Have you ever thought that the conversations you have on social media could impact your borrowing ability? Or better yet, have you thought the conversations your friends have on Facebook could poorly impact your ability to borrow? If you have not, then maybe it is time to start thinking about it.
There is a growing community in the lending industry that takes into consideration a loan applicants social media and financial habits as well as their online acquaintances’ social and financial habits.
Who you socialize with online could have an impact on what you are able to borrow with certain financial institutions.
"It turns out humans are really good at knowing who is trustworthy and reliable in their community," Jeff Stewart, a co-founder and CEO of Lenddo, told CNN.
Lenddo is one of the new growing financial institutions that uses not only the applicants social media and online behavior, but also the online behavior of the applicants' acquaintances to help determine credit worthiness. In other words, if your friends shop a lot, it could be an indicator that you do too.
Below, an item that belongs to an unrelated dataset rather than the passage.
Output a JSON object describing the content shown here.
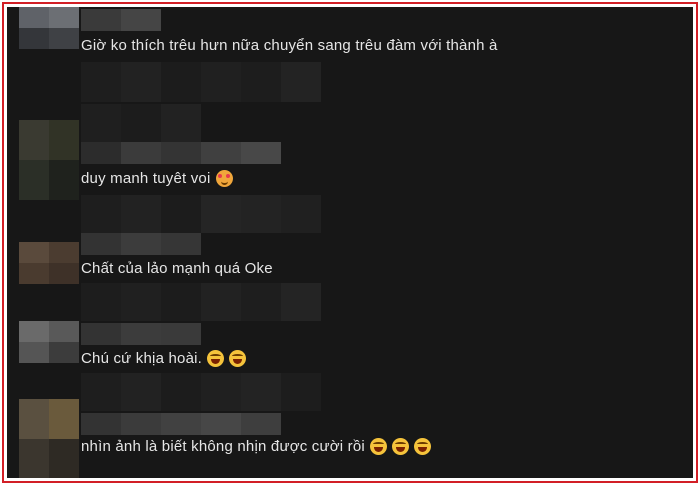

It gives a whole new meaning to the old cliché “birds of a feather flock together.” So if one of your Facebook friends skipped a payment with Lenddo, it would reflect badly on you if you wanted to apply for a loan with them.
Kabbage, a cash-advance institute to small businesses, considers applicants online pay accounts with PayPal and eBay just to name a few. Borrowers can also link their Facebook and Twitter accounts to the site to potentially increase their borrowing power with Kabbage.
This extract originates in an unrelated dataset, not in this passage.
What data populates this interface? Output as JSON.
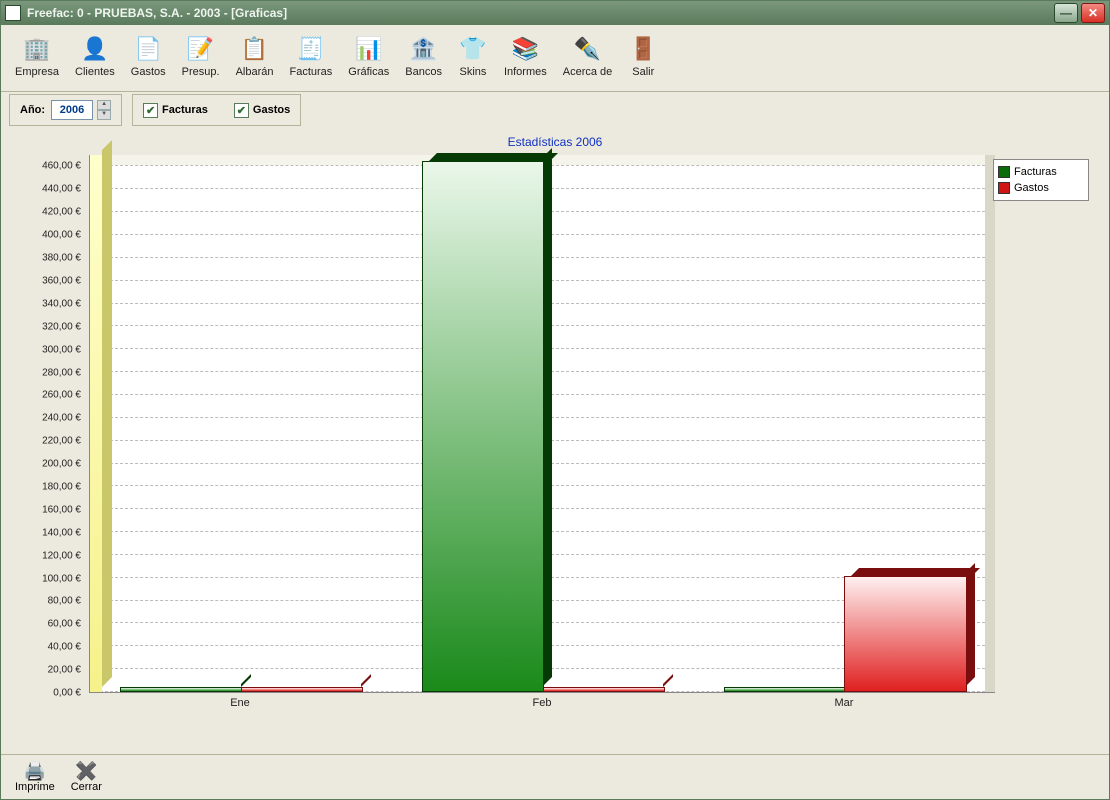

A German company, Kreditech, weights the time of day you are online and whether or not an applicant uses capitol or lower case letters in their application to help determine credit worthiness. This is in addition to information they attain from Facebook and other online accounts. They also use GPS data to help in their determination.
These are only a few of the many institutions that are considering social factors before they will lend. However, they seem to only be focusing on niche markets. For example, Lenddo works with the emerging middle class and only lends in the Philippians and Columbia, but hopes to expand. Kabbage targets small businesses.
Most U.S. lenders are not using potential borrowers and their acquaintances social behavior in determining loan approval. However, a new growing sector that does consider it, may give way for major lenders to follow suit. Social media habits of applicants and their friends will probably never be the only factor, but it may be something lenders will consider before they lend in the future.